Joliba TV a cessé d'émettre le 26 novembre dernier, sa licence lui ayant été retirée après la diffusion d'un débat au cours duquel la véracité d'un supposé coup d'État déjoué au Burkina avait été mise en doute. Les journalistes maliens s'étaient unanimement mobilisés contre cette « atteinte à la liberté d'expression ». Mardi 17 novembre, la HAC a révisé cette sanction à la baisse, n'infligeant plus que six mois de suspension à Joliba TV. Un recul notable, mais qui ne suffit à satisfaire ni la chaîne, ni la profession.

La direction de Joliba TV a reçu la notification de la HAC mardi dans la soirée. La chaîne, qui avait initié une procédure de recours, conserve finalement sa précieuse licence mais reste suspendue pour six mois. Une « réduction de peine » obtenue par la Maison de la presse du Mali, qui rassemble les organisations de journalistes du pays, et qui avait allié menaces publiques de mobilisation générale et médiation discrète et apaisée auprès de la HAC.

Ce recul de l'autorité malienne de régulation, sur un dossier clairement politique et suivi de près par les plus hautes autorités de la Transition, est une première victoire. Première seulement, car elle ne suffit aucunement à éteindre la colère, ni de la rédaction de Joliba TV, ni de l'ensemble de la profession.

« Six mois de suspension pour rien », déplore un cadre de la chaîne privée malienne, alors que l'arrêt des programmes pèse lourdement sur l'entreprise et ses salariés. Mais c'est surtout le principe même de la sanction qui suscite la colère : « Mon indignation est indescriptible, commente ce journaliste, c'est la fin programmée des médias. »

« Défendre coûte que coûte la liberté d'informer »

« Cette suspension est sévère et ressemble à une décapitation médiatique, abonde un autre journaliste phare. Elle vise à réduire à néant la capacité de la chaîne à informer et à débattre. C'est un coup brutal qui frappe une équipe dévouée mais aussi un espace d'expression citoyenne. »

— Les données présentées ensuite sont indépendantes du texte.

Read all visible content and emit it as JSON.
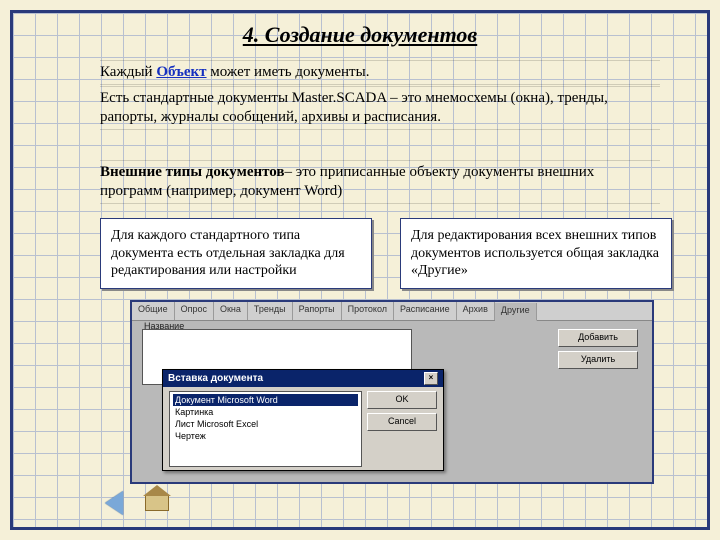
{
  "title": "4. Создание документов",
  "p1_pre": "Каждый ",
  "p1_link": "Объект",
  "p1_post": " может иметь документы.",
  "p2": "Есть стандартные документы Master.SCADA – это мнемосхемы (окна), тренды, рапорты, журналы сообщений, архивы и расписания.",
  "p3_bold": "Внешние типы документов",
  "p3_rest": "– это приписанные объекту документы внешних программ (например, документ Word)",
  "box_left": "Для каждого стандартного типа документа есть отдельная закладка для редактирования или настройки",
  "box_right": "Для редактирования всех внешних типов документов используется общая закладка «Другие»",
  "app": {
    "tabs": [
      "Общие",
      "Опрос",
      "Окна",
      "Тренды",
      "Рапорты",
      "Протокол",
      "Расписание",
      "Архив",
      "Другие"
    ],
    "panel_label": "Название",
    "buttons": {
      "add": "Добавить",
      "del": "Удалить"
    },
    "dialog": {
      "title": "Вставка документа",
      "items": [
        "Документ Microsoft Word",
        "Картинка",
        "Лист Microsoft Excel",
        "Чертеж"
      ],
      "ok": "OK",
      "cancel": "Cancel",
      "close": "×"
    }
  }
}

« Joliba TV refuse de disparaître, réagit enfin un autre cadre de la rédaction, mais malgré les conséquences économiques déjà très graves pour la chaîne, malgré tous les obstacles, la télé restera debout, déterminée à résister et à défendre coûte que coûte la liberté d'informer. »

Objectif : « réouverture immédiate »

Même intransigeance du côté de la Maison de la presse du Mali : « Nous voulons mieux que ce qui est proposé », indique un responsable de l'organisation faîtière de la profession, seule une réouverture immédiate est acceptable. »

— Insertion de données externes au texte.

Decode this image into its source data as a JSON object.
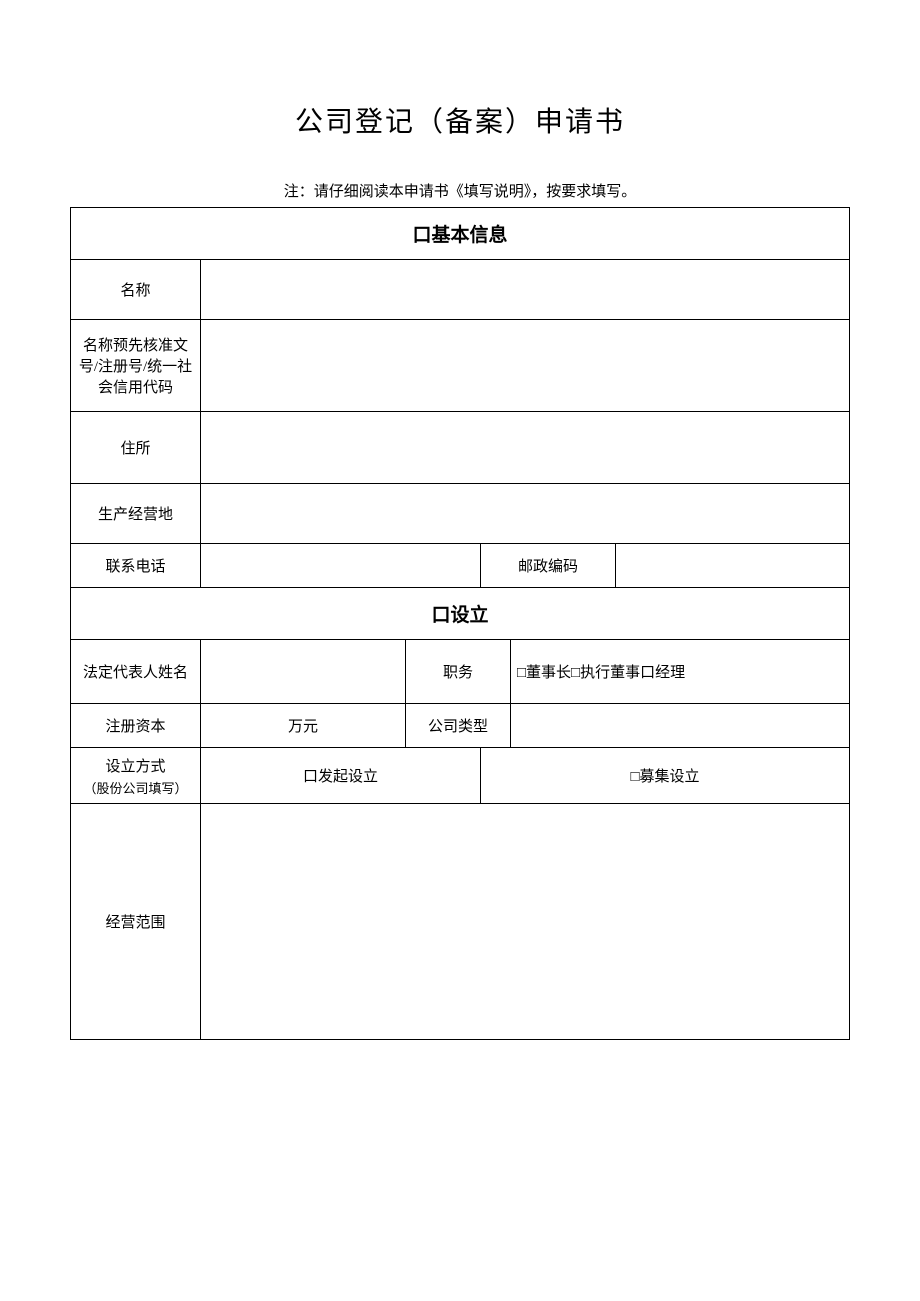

L'heure est donc toujours à la mobilisation pour défendre Joliba TV et, derrière elle, le pluralisme des médias, la liberté d'opinion et la liberté d'expression au Mali. Une réunion extraordinaire est convoquée ce samedi 21 décembre par la Maison de la presse pour débattre des « décisions à prendre » dans le cadre de la « gestion de l'affaire Joliba TV - HAC ».

Sollicitée par RFI, la Haute autorité malienne de la communication n'a pas donné suite.

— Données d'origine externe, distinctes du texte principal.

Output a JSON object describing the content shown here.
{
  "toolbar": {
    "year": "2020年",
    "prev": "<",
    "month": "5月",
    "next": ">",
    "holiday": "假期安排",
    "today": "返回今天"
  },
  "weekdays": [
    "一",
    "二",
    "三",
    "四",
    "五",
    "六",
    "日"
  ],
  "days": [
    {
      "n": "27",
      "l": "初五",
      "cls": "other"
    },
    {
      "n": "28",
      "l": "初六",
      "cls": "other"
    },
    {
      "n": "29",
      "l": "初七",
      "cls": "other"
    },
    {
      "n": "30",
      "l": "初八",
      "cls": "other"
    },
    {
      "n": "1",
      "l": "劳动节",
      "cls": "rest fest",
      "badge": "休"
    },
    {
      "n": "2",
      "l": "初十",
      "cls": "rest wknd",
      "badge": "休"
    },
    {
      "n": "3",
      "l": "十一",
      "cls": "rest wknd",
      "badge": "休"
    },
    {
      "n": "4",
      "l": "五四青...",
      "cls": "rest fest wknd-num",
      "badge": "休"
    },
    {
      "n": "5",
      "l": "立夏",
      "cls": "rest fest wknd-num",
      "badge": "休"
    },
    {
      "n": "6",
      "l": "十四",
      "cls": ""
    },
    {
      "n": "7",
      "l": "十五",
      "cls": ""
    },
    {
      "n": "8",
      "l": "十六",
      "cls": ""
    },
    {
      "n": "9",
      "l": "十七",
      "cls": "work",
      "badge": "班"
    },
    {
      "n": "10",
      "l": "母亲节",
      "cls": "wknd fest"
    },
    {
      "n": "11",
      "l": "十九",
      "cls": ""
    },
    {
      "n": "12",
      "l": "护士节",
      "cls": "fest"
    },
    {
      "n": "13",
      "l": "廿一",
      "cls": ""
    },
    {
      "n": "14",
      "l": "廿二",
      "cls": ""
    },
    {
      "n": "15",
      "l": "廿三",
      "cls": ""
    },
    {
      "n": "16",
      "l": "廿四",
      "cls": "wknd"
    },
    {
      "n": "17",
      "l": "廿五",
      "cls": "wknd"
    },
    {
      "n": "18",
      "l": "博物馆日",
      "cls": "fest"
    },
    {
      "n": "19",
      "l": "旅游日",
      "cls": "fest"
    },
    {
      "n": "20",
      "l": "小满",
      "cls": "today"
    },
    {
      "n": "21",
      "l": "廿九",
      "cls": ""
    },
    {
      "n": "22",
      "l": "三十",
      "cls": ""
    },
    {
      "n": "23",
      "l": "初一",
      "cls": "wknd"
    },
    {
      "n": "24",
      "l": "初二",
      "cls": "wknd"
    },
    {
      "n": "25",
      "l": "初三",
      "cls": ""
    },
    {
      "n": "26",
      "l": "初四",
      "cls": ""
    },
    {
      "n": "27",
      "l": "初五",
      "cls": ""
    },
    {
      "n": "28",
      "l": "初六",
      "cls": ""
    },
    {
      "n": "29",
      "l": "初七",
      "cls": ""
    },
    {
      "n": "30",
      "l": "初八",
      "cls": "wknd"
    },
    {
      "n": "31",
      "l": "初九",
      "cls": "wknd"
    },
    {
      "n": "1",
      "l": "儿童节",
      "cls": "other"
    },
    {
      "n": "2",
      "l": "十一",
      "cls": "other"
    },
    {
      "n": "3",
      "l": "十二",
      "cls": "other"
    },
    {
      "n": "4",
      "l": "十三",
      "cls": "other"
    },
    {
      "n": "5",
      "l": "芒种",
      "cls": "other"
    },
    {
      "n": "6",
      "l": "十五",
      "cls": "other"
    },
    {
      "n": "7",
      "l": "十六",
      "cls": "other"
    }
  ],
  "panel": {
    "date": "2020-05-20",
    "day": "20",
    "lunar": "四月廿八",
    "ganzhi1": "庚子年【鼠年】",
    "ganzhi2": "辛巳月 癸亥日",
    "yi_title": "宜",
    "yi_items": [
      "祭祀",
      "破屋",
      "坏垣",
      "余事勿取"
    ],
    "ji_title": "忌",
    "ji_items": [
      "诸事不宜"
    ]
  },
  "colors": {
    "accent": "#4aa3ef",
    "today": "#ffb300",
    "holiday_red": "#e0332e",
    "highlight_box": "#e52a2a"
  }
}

Ce sont les propos tenus lors d'une émission de débat sur Joliba TV par Issa Kaou N'Djim qui avaient déclenché l'affaire. L'homme politique et médiatique malien avait jugé que les images, présentées le mois dernier par la télévision d'État burkinabè RTB comme un flagrant délit de tentative de coup d'État, ressemblaient à un « montage » - au sens de « mise en scène » - « même pas professionnel », visant à « détourner l'attention de l'opinion des vraies questions ». Des paroles qui lui valent d'être en prison depuis plus d'un mois. Placé sous mandat de dépôt le 13 novembre, Issa Kaou N'Djim sera jugé en février pour « offense commise publiquement envers un chef d'État étranger ».